I don't play favorites with people. My basic philosophy is that the only way to make the world a better place is by bringing something beautiful to every single person you run into at every moment of the day, so how can you play favorites with somebody?

I'm not striving for happiness, I'm trying to get some work done. And sometimes the best work is done under doubt. Constantly rethinking and re-evaluating what you're doing, working and working until it's finished.

No one sits in front of a drum set and thinks they invented it all out of whole cloth. The fact that the set is there means that you've got some dues to pay to Baby Dodds.

My solo music - I get up onstage, I improvise and it's my improvisation. When I get up onstage with Fred Frith and Mike Patton, then we're improvising together. Then it's not my music; it's our music.
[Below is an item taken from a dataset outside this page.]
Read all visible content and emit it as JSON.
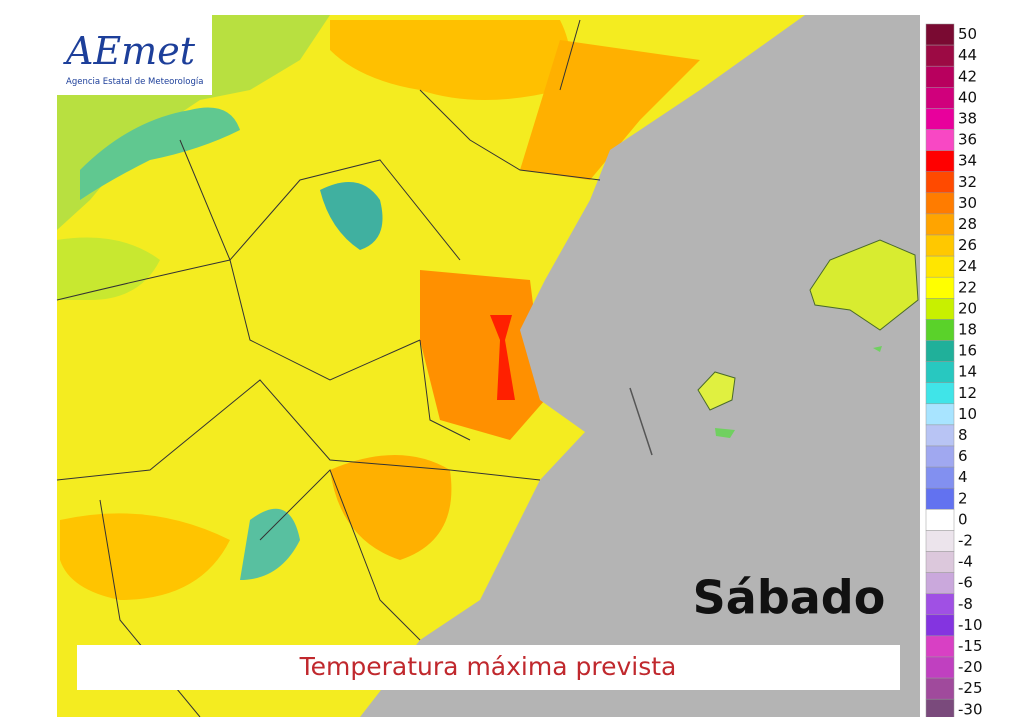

You can't sit down and write 300 compositions in a three-month period and think that you're doing it all by yourself. Obviously, there's something going on here. And whether you want to call it channeling or being connected to a creative force or knowing your history and knowing where you belong, that's, you know, maybe a personal thing.

I used to look at composing music as problem solving. But as I get older, it's not about problem solving anymore. There are no solutions, because there are no problems. You just turn the tap and it flows out.
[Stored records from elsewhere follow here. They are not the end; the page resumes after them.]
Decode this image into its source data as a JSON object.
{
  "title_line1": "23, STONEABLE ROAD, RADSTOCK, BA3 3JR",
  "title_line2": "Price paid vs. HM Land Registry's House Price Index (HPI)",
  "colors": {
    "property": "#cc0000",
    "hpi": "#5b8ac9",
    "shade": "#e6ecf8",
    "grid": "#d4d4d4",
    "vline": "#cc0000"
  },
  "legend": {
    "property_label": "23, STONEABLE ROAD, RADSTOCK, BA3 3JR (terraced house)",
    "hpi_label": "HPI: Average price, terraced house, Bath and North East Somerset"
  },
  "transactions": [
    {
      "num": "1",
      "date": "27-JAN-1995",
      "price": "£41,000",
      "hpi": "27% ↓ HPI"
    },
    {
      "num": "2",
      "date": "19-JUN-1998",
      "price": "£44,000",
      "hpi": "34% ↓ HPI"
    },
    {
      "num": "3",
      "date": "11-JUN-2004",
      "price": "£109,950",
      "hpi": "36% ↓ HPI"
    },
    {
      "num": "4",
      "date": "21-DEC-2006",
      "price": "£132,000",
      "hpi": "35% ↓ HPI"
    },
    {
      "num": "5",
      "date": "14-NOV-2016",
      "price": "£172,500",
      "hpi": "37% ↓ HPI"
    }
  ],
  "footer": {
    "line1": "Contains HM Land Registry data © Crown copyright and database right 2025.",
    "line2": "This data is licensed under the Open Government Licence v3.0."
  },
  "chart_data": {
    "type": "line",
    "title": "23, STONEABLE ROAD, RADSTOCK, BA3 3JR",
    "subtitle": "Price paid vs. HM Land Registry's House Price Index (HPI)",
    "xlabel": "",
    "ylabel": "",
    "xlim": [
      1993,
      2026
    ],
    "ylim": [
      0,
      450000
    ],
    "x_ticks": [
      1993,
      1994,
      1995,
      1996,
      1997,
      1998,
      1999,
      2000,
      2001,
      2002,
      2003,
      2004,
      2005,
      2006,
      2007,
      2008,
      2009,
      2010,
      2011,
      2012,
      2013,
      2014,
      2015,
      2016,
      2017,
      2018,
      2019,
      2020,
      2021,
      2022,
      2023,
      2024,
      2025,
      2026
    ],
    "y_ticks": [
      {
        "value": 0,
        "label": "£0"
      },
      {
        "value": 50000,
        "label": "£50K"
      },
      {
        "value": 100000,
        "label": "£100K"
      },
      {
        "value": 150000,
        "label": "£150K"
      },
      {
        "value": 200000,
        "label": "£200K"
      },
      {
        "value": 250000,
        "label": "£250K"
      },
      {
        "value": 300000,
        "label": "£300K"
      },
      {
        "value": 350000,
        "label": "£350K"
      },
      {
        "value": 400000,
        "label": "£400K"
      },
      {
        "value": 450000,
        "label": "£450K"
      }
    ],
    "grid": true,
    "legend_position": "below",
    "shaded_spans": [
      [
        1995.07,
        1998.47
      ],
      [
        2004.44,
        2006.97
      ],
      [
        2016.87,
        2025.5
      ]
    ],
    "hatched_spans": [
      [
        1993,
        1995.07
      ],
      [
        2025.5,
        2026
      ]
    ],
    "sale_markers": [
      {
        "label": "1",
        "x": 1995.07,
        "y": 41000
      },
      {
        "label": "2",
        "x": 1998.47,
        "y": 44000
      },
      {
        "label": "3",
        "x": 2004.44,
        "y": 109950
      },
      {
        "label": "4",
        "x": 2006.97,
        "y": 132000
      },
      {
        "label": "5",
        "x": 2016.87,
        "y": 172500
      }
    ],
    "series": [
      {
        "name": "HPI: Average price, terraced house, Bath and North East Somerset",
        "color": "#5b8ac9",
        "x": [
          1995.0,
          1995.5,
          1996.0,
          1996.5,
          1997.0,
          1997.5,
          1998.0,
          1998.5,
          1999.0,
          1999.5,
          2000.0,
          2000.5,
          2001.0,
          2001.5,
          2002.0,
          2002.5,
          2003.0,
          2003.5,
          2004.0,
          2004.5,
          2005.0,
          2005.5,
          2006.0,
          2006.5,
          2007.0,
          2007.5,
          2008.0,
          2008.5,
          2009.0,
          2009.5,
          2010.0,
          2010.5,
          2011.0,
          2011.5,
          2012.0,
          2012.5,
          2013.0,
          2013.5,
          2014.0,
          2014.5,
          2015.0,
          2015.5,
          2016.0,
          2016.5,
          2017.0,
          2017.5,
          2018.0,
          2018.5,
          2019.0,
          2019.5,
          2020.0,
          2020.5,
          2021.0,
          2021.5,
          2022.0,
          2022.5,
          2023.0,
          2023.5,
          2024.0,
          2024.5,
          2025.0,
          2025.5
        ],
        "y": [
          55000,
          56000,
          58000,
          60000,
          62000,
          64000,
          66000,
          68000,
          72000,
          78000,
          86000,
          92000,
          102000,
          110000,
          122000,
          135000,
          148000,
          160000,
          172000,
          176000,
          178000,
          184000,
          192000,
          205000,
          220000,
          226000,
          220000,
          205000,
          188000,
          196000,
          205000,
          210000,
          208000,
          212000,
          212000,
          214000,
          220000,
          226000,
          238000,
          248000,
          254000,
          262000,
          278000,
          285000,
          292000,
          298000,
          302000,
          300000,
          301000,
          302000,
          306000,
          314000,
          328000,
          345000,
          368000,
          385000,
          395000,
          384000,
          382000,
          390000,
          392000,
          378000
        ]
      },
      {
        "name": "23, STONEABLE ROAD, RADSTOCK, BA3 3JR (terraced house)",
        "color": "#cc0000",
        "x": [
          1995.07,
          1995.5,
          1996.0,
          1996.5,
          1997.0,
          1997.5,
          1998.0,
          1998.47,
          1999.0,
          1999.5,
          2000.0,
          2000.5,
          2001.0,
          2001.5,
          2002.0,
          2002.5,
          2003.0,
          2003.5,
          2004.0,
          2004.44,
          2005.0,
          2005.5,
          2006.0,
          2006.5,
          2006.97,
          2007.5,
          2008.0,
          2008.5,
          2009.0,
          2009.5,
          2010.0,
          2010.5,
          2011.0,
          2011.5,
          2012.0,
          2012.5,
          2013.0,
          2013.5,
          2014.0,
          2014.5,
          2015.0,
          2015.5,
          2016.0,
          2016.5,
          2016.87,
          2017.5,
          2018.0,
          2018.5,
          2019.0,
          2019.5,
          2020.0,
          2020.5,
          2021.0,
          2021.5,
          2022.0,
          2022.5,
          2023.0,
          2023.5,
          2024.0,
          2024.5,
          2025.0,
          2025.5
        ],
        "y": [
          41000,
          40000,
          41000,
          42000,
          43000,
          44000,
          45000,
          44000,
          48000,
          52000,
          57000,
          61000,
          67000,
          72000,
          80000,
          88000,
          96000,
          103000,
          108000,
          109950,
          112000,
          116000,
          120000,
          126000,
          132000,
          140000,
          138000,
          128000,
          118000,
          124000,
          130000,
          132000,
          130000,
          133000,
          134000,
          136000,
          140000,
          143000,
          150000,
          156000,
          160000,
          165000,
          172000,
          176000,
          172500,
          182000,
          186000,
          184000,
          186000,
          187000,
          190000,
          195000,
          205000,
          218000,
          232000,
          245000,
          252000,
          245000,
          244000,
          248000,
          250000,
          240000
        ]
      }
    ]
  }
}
I started the label Tzadik to support an entire community of musicians, not just Jewish musicians. But the radical Jewish culture movement was begun in a lot of ways because I wanted to take the idea that Jewish music equals 'klezmer' and expand it to, 'Well, Jewish music could be a lot more than that.'

That was my challenge as a composer. Like with anything, to keep yourself interested in doing what you do, you set yourself challenges. So I said, Okay, I'll try to write a hundred tunes in a year.

I have not practiced saxophone since 1980. I mean, not one note. I do not pick it up in my house, and that's the end of it.

Classical stuff takes a lot of rehearsal time and preparation, but with stuff that involves improvisation, you can over-rehearse it and it gets stale. You don't want it to be too comfortable. In fact, a good sound check, a good rehearsal usually means a bad performance.

Like you have seven people with their hands up. I gotta make a choice. Y'know, that's tough. Sometimes I gotta go with someone that has an idea and make several calls in a row, because they got an idea.

It's a blast to watch. It's a lot more interesting live than it is on record. I mean, it really is a theatrical event. It's a sporting event! Cause you never know what's gonna happen.

Well, in Japan, I have got a group of musicians that I have worked with a lot, that concentrate just on the hardcore stuff, say, that Naked City has been working on. We have like a repertoire of sixty songs now.

It's a matter of keeping people on a spontaneous edge.

The magic that you find in surf music, I think, is really timeless. You know, when I was very young, I was in a surf band. Surf music is an instrumental music that still means a lot to me, not in an nostalgic way, but as something that really gets to the heart of the guitar itself.

Music is about people for me. It's not about sounds. It's about people; it's about putting people into challenging situations. And for me, challenges are opportunities.

I'm constantly tortured, and that's why I say happiness is irrelevant. Happiness is for children and yuppies.